Alfred's father Æthelwulf in the early fourteenth-century Genealogical Roll of the Kings of England
Alfred was born in the village of Wanating, now Wantage, historically in Berkshire but now in Oxfordshire. He was the youngest son of King Æthelwulf of Wessex by his first wife, Osburh.[d]
In 853, at the age of four, Alfred is reported by the Anglo-Saxon Chronicle to have been sent to Rome where he was confirmed by Pope Leo IV, who "anointed him as king". Victorian writers later interpreted this as an anticipatory coronation in preparation for his eventual succession to the throne of Wessex. This is unlikely; his succession could not have been foreseen at the time as Alfred had three living elder brothers. A letter of Leo IV shows that Alfred was made a "consul"; a misinterpretation of this investiture, deliberate or accidental, could explain later confusion. It may also be based on Alfred's later having accompanied his father on a pilgrimage to Rome where he spent some time at the court of Charles the Bald, King of the Franks, around 854–855.
On their return from Rome in 856 Æthelwulf was deposed by his son Æthelbald. With civil war looming the magnates of the realm met in council to hammer out a compromise. Æthelbald would retain the western shires (i.e. historical Wessex), and Æthelwulf would rule in the east. When King Æthelwulf died in 858 Wessex was ruled by three of Alfred's brothers in succession: Æthelbald, Æthelberht and Æthelred.
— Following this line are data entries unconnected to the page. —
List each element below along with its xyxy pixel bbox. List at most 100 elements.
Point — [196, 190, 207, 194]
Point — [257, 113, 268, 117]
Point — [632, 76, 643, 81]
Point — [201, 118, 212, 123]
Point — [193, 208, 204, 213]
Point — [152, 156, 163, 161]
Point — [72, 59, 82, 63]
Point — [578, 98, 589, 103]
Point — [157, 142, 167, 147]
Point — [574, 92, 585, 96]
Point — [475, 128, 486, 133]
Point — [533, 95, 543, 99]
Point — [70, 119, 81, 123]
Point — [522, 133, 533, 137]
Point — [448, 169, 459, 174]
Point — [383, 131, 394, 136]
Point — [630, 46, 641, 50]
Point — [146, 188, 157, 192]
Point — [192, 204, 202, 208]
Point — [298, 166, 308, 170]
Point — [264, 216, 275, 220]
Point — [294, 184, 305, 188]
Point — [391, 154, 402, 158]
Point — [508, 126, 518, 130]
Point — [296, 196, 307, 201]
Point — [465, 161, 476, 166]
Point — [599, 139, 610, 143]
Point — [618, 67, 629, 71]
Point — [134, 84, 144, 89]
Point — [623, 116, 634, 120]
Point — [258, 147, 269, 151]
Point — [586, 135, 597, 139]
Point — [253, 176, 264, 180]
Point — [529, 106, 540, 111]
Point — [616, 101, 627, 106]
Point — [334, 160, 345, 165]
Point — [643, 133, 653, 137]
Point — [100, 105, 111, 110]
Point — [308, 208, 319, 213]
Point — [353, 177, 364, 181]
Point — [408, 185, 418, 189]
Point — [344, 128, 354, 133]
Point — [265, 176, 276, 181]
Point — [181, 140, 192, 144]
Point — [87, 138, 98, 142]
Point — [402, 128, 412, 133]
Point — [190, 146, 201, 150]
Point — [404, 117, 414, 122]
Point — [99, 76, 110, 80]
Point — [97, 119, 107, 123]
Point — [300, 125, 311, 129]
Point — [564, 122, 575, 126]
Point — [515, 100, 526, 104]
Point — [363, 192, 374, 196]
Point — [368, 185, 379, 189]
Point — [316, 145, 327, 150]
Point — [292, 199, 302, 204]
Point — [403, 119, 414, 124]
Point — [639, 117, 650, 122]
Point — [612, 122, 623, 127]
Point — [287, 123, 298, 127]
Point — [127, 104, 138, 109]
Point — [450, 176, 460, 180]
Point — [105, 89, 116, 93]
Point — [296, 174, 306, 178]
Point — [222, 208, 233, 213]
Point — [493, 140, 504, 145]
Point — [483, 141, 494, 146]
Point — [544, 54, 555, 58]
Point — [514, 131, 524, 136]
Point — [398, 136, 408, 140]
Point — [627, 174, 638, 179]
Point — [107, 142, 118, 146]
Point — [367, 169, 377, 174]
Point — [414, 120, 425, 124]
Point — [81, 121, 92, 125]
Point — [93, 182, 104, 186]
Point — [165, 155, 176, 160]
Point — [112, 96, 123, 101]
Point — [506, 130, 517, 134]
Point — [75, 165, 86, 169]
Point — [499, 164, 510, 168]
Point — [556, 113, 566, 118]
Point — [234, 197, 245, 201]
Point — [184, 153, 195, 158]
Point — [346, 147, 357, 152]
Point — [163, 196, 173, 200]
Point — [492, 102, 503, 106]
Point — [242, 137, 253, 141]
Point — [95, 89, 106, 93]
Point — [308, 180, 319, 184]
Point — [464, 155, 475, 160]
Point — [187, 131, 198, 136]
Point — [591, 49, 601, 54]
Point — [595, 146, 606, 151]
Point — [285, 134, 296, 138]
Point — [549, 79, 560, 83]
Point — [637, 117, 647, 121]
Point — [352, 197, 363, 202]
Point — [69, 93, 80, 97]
Bishop Asser tells the story of how as a child Alfred won as a prize a book of Saxon poems, offered by his mother to the first of her children able to memorize it. Legend also has it that the young Alfred spent time in Ireland seeking healing. Alfred was troubled by health problems throughout his life. It is thought that he may have suffered from Crohn's disease. Statues of Alfred in Winchester and Wantage portray him as a great warrior. Evidence suggests he was not physically strong and, though not lacking in courage, he was noted more for his intellect than as a warlike character.